Brisbane's airport planners expect the number of passengers to increase from 22 million to 49 million a year and the workforce to increase from 21,000 to 50,000 by 2034.

"[A monorail] is typical of the type of infrastructure you see at an airport where there is between 30 million and 40 million annual passengers," Mr Willey said.

"It is likely to be an elevated system, so it keeps it away from the other roads and the constraints imposed by the other developments on the airport."

The actual design - and whether passengers paid per trip , or paid when they parked - would not be finalised for some years, possibly in the next five-year BAC master plan, he said.

"But what we've done is ensure that we've allowed for the reservation of the corridor to be connected to - and between - our terminals in the future," he said.
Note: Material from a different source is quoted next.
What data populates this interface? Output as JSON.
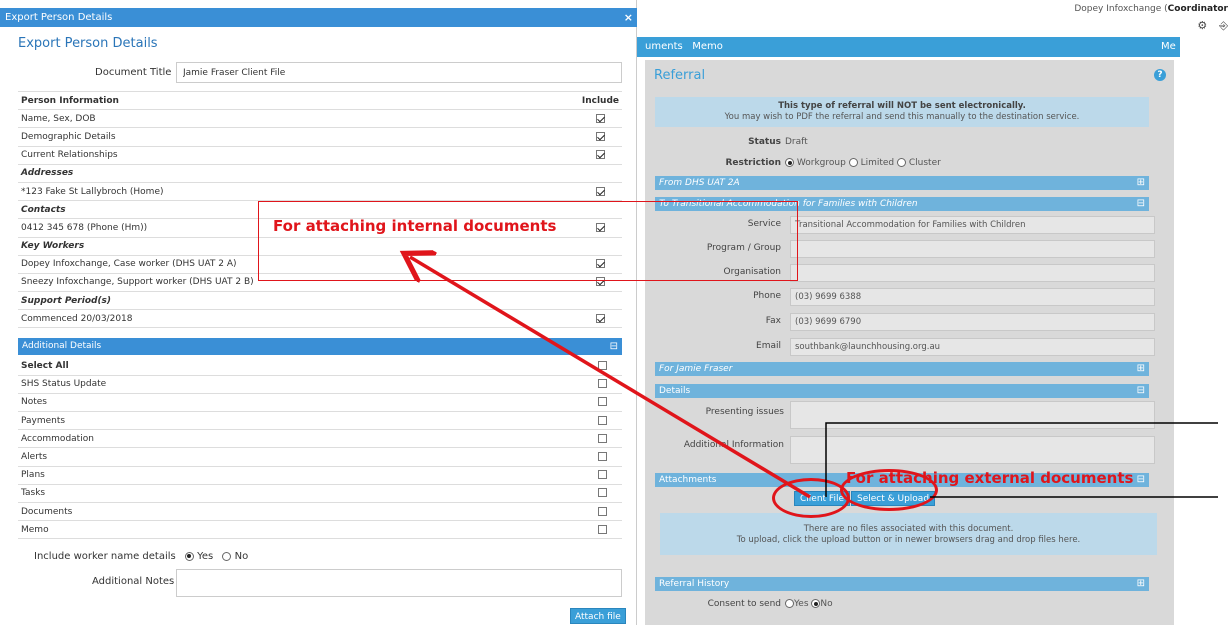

Brisbane's new parallel runway, expected to be ready by 2020, would also add an extra 990 flights a day.

Although maps show the monorail might eventually link to the retail and commercial section - where council buses run - this was not included in the first phase of the monorail, Mr Willey said.

"That is something that we would not discount for the very long-term future, but it is not something that we would contemplate in the first stages of delivering the system," he said.
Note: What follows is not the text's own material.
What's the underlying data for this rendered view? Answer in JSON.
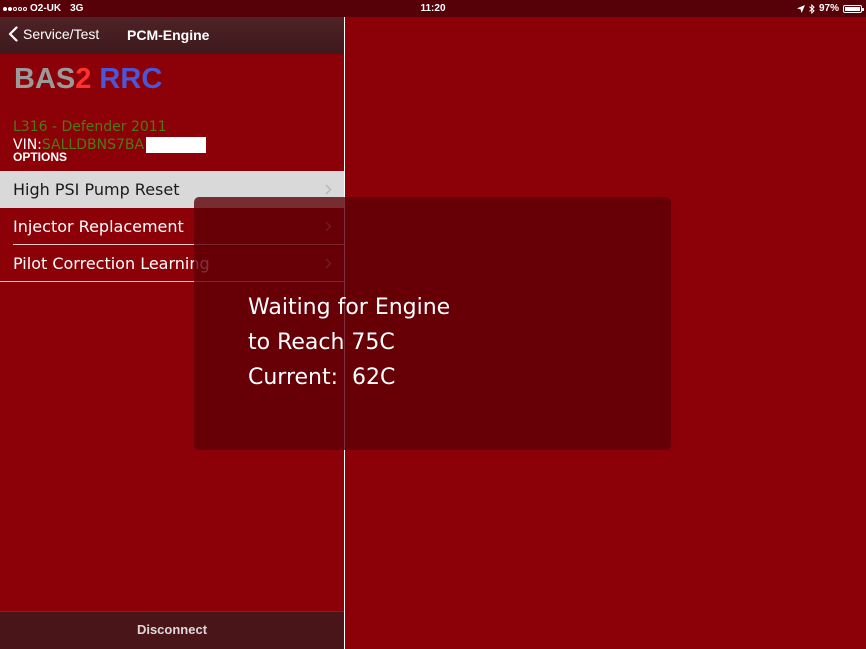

Mr Willey said the state agreement with Airtrain until the 2030s still imposed constraints on the bus services offered at the airport.
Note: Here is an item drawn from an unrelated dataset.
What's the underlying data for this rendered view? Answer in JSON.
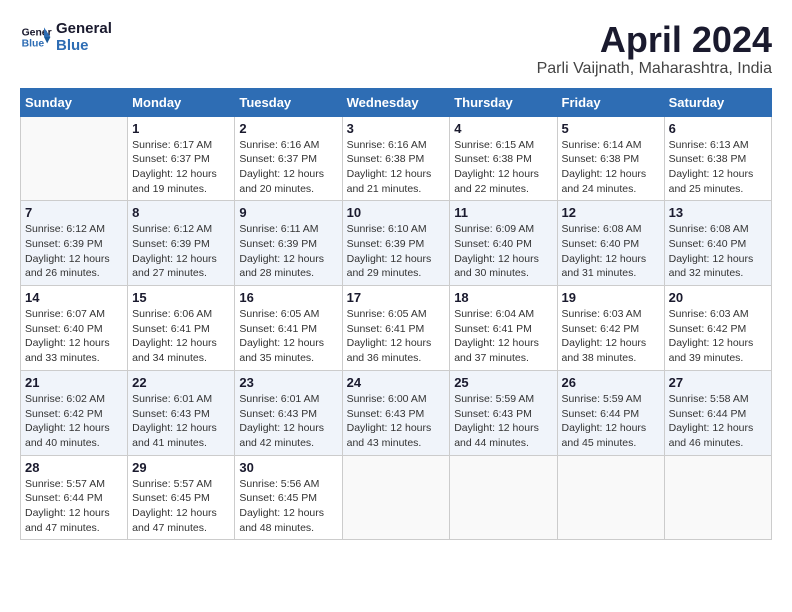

"Whether that agreement changes and allows more bus services into the airport into the future, we're not certain of, but we will continue to push for more public service offerings into the airport," he said.

Brisbane Airport Corporation will begin to move passengers between the domestic airport, international airport and new car parking facilities by bus before the monorail begins in 10 years.

"So you are talking the mid-2020s," he said.

Mr Willey said in five years, Brisbane's first "regional lounge" would be built to the north-west of the domestic terminal to host Queensland's turbo-prop regional airlines such as Qantaslink.